A lithium mine collides with an endangered flower in a war between federal agencies

Just days after U.S. wildlife officials declared an endangered Nevada wildflower at a proposed lithium mining site, federal land managers are beginning to review the the latest project plan that the developer says will allow the mine and the flower to coexist.

The Home Office’s Bureau of Land Management published a notice of intent on Tuesday to conduct an environmental assessment although last week decision of the Interior Fish and Wildlife Service that Tiehm’s buckwheat is on the verge of extinction.

Ioneer Ltd., the Australian mining company, said it was a “major milestone” that kicks off the final phase of allowing mining to start in 2026, a key component in batteries for batteries. electric vehicles, central to President Joe Biden’s “clean energy” agenda.

The mine is expected to produce enough lithium to produce about 400,000 electric vehicles annually for decades, “four times the current domestic supply, which is critical to meeting climate targets set by the Biden administration,” said Ioneer CEO Bernard Rowe.

The Fish and Wildlife Service said in listing the flower that potential exploitation poses the greatest threat to the survival of the 6-inch-tall plant with yellow flowers in only one place. at least it is known to exist. The service also says it’s also threatened by road construction, livestock grazing, rodents that eat it, invasive plants and climate change.

Conservators who oppose the mine do not believe that Ioneer’s plans to reduce its environmental impact will overcome regulatory scrutiny. They are willing to continue litigation if necessary to protect the vegetation on the high slopes of the desert where the mine is planned to be located between Las Vegas and Reno near nearby. california boundary.

“We are preparing for a fight,” said Patrick Donnelly, director of the Great Basin at the Center for Biodiversity. The unit petitioned for the flower to be listed in 2019 and sued last year to expedite protections under the Endangered Species Act.

“The recent list of endangered species provides us with the most powerful tool in our conservation toolbox to prevent the extinction of this beautiful, rare wildflower,” said Donnelly.

Ioneer’s was the first lithium project to be issued a notice of intent to conduct a formal environmental assessment under the Biden administration.

Ioneer CEO James Calaway said it was “an important step towards securing a domestic supply of critical minerals and strategically needed materials to develop the domestic battery supply chain needed for the battery life.” electrification of vehicles in the United States.”

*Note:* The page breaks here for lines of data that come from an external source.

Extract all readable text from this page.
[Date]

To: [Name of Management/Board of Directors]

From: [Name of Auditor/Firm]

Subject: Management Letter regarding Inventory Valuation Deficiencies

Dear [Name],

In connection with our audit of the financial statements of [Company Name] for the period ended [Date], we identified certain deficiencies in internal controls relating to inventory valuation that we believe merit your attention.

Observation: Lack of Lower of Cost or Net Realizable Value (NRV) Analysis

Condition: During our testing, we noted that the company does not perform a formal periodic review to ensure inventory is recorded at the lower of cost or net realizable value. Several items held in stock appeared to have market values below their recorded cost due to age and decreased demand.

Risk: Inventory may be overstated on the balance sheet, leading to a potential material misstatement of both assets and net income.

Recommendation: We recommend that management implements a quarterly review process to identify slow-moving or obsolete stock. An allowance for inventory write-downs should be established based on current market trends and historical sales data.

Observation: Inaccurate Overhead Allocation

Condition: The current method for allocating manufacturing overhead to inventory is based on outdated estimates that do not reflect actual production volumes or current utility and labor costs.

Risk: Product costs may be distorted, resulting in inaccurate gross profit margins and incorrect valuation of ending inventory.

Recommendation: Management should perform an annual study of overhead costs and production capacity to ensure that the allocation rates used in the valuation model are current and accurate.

At the same time, the ongoing internal conflict within Department of the Interior agencies highlights some of the challenges Biden faces as he pushes for a dramatic transition from fossil fuels to renewable energy sources. .

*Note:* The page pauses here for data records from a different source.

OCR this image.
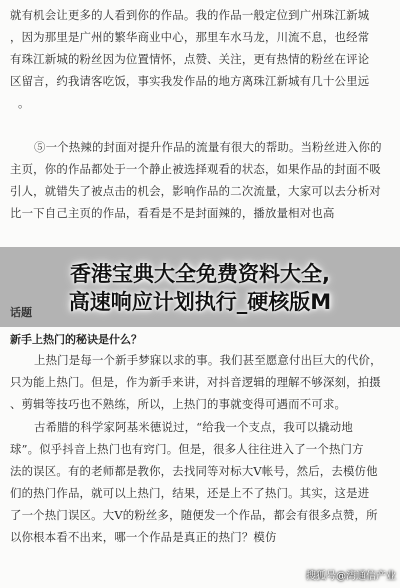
就有机会让更多的人看到你的作品。我的作品一般定位到广州珠江新城
，因为那里是广州的繁华商业中心，那里车水马龙，川流不息，也经常
有珠江新城的粉丝因为位置情怀，点赞、关注，更有热情的粉丝在评论
区留言，约我请客吃饭，事实我发作品的地方离珠江新城有几十公里远
。
⑤一个热辣的封面对提升作品的流量有很大的帮助。当粉丝进入你的
主页，你的作品都处于一个静止被选择观看的状态，如果作品的封面不吸
引人，就错失了被点击的机会，影响作品的二次流量，大家可以去分析对
比一下自己主页的作品，看看是不是封面辣的，播放量相对也高
话题
新手上热门的秘诀是什么？
香港宝典大全免费资料大全,
高速响应计划执行_硬核版M
上热门是每一个新手梦寐以求的事。我们甚至愿意付出巨大的代价，
只为能上热门。但是，作为新手来讲，对抖音逻辑的理解不够深刻，拍摄
、剪辑等技巧也不熟练，所以，上热门的事就变得可遇而不可求。
古希腊的科学家阿基米德说过，“给我一个支点，我可以撬动地
球”。似乎抖音上热门也有窍门。但是，很多人往往进入了一个热门方
法的误区。有的老师都是教你，去找同等对标大V帐号，然后，去模仿他
们的热门作品，就可以上热门，结果，还是上不了热门。其实，这是进
了一个热门误区。大V的粉丝多，随便发一个作品，都会有很多点赞，所
以你根本看不出来，哪一个作品是真正的热门？模仿
搜狐号@湾通信产业
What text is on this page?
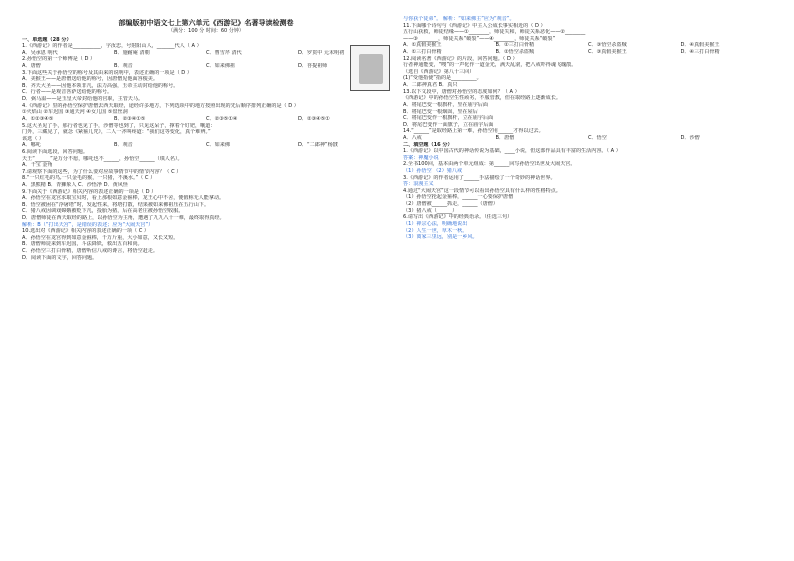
部编版初中语文七上第六单元《西游记》名著导读检测卷
（满分：100 分 时间：60 分钟）
一、单选题（28 分）
1.《西游记》的作者是___________，字汝忠，号射阳山人，_______代人（ A ）
A．吴承恩 明代	B．施耐庵 清朝	C．曹雪芹 清代	D．罗贯中 元末明初
2.孙悟空的第一个师傅是（ D ）
A．唐僧	B．观音	C．如来佛祖	D．菩提祖师
3.下面这些关于孙悟空的称号及其由来的说明中，表述正确的一项是（ D ）
A．美猴王——是唐僧送给他的称号，因唐僧见他面容俊美。
B．齐天大圣——因他本领非凡，法力高强，玉帝主动封给他的称号。
C．行者——是观音菩萨送给他的称号。
D．弼马温——是玉皇大帝封给他的官职，主管天马。
4.《西游记》里的孙悟空保护唐僧去西天取经，途经许多地方，下列选项中的地方按照出现的先后顺序排列正确的是（ D ）
①火焰山 ②车迟国 ③通天河 ④女儿国 ⑤盘丝洞
A．①②③④⑤	B．②③④①⑤	C．②③⑤①④	D．②③④⑤①
5.这大圣见了手，那行者也见了手，沙僧等也到了，只见这呆子，撑着个钉钯，嚷道：
门外，三藏见了，就念《紧箍儿咒》，二人一齐叫疼道：“我们这等变化，真个难辨。”
该选（ ）
A．哪吒	B．观音	C．如来佛	D．“二郎神”杨戬
6.阅读下面选段，回答问题。
天王“______”是万分不愿，哪吒也不______，孙悟空______（填人名）。
A．千宝 金角
7.请观察下面的这些，为了什么要对应故事情节中的情节内容？（ C ）
8.“一只红毛的鸟,一只金毛的猴，一只猪，不溪水。”（ C ）
A．黑熊精 B．青狮象人 C．沙悟净 D．黄风怪
9.下面关于《西游记》相关内容的表述正确的一项是（ D ）
A．孙悟空在龙宫求取宝贝时，看上那根如意金箍棒，龙王心中不舍，便假称无人能拿动。
B．悟空被困在“浮屠塔”时，发起性来，将塔打散，结果被如来佛祖压在五行山下。
C．猪八戒因调戏嫦娥被贬下凡，投胎为猪，后在高老庄被孙悟空收服。
D．唐僧师徒在西天取经的路上，以孙悟空为主角，遭遇了九九八十一难，最终取得真经。
解析：B（“打出天宫”，是错误的表述；应为“大闹天宫”）
10.选出对《西游记》相关内容的表述正确的一项（ C ）
A．孙悟空在龙宫得到如意金箍棒，千万斤重，大小如意，又长又短。
B．唐僧师徒来到车迟国，斗法降妖，救出五百和尚。
C．孙悟空三打白骨精，唐僧听信八戒的谗言，将悟空赶走。
D．阅读下面的文字，回答问题。
与你获个徒弟”。 解析：“如来佛主”应为“观音”。
11.下面哪个诗句与《西游记》中主人公成长事实相近的（ D ）
五行山获救，师徒结缘——①________，师徒失和，师徒关系恶化——②________
——③________，师徒关系“破裂”——④________，师徒关系“破裂”
A．①真假美猴王	B．②三打白骨精	C．③悟空杀盗贼	D．④真假美猴王
A．①三打白骨精	B．②悟空杀盗贼	C．③真假美猴王	D．④三打白骨精
12.阅读名著《西游记》的片段，回答问题。（ D ）
行者神通能变，“嗖”的一声化作一道金光，满天乱滚，把八戒吓得魂飞魄散。
（选自《西游记》第八十三回）
(1)“受他指使”指的是__________。
A．二郎神真君 B．真只
13.以下文段中，唐僧对孙悟空的态度如何？（ A ）
《西游记》中的孙悟空生性顽劣，不服管教，但在取经路上逐渐成长。
A．将尾巴变一根旗杆，竖在庙宇后面
B．将尾巴变一根烟囱，竖在屋后
C．将尾巴变作一根旗杆，立在庙宇后面
D．将尾巴变作一面旗子，立在庙宇后面
14.“______”是取经路上第一难，孙悟空用______才得以过去。
A．八戒	B．唐僧	C．悟空	D．沙僧
二、填空题（16 分）
1.《西游记》以中国古代的神话传说为基础，____小说，但这部作品具有丰富的生活内容。（ A ）
答案：神魔小说
2.全书100回，基本由两个单元组成：第______回写孙悟空出世及大闹天宫。
（1）孙悟空 （2）猪八戒
3.《西游记》的作者运用了______手法描绘了一个奇妙的神话世界。
答：浪漫主义
4.通过“大闹天宫”这一段情节可以看出孙悟空具有什么样的性格特点。
（1）孙悟空抡起金箍棒，______一心要保护唐僧
（2）唐僧被______抓走，______（唐僧）
（3）猪八戒（______）
6.请写出《西游记》中的经典语录。（任选三句）
（1）禅宗心法，明确地说出
（2）人生一世，草木一秋。
（3）离家三里远，别是一乡风。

“It’s a real failure of Home Affairs leadership to let these agencies directly sabotage each other like this,” Donnelly said.

Similar dynamics are playing out in a federal court battle over a Nevada USFWS toad declared endangered earlier this month and a geothermal power plant that BLM approved in a neighboring wetland about 100 miles (160 km) east of Reno.

In both cases, Donnelly said, the agencies appear to “have different purposes, with the service declaring endangered species precisely because of actions that other federal agencies are approving.” .”

“If the Biden administration wants the renewable energy transition to be successful, it needs to come up with a plan that won’t drive species to extinction.” he say.

BLM’s announcement kicks off a 30-day “scoping process” with public comment through January 19 to help determine what types of alternatives should develop in the environmental impact statement. next school.

The United States Fish and Wildlife Service estimated last week that there were only about 16,000 Tiehm buckwheat plants left in six small populations on a total of just 10 acres (4 ha) spread over about 3 square miles (7.8 km). square) — all on the Rhyolite Ridge mines. in the Silver Peak Range west of Tonopah.

Ioneer’s mitigation plan is based primarily on a “buckwheat exclusion zone,” where all mills will be surrounded by fences away from any mining activity at a distance ranging from 13 to 127 feet ( 4-38 meters), BLM said.

The company said this week “there are no direct project-related impacts on any subpopulation of Tiehm buckwheat.”

The Center for Biodiversity maintains a protective buffer zone of up to 1 mile (1.6 km) that is needed to protect vegetation from erosion, dust removal, nearby pollinators, and other impacts. other potential disadvantages.

Donnelly said: “Ioneer’s ‘Buckwheat Island’ scenario would put this sensitive little flower on the verge of extinction.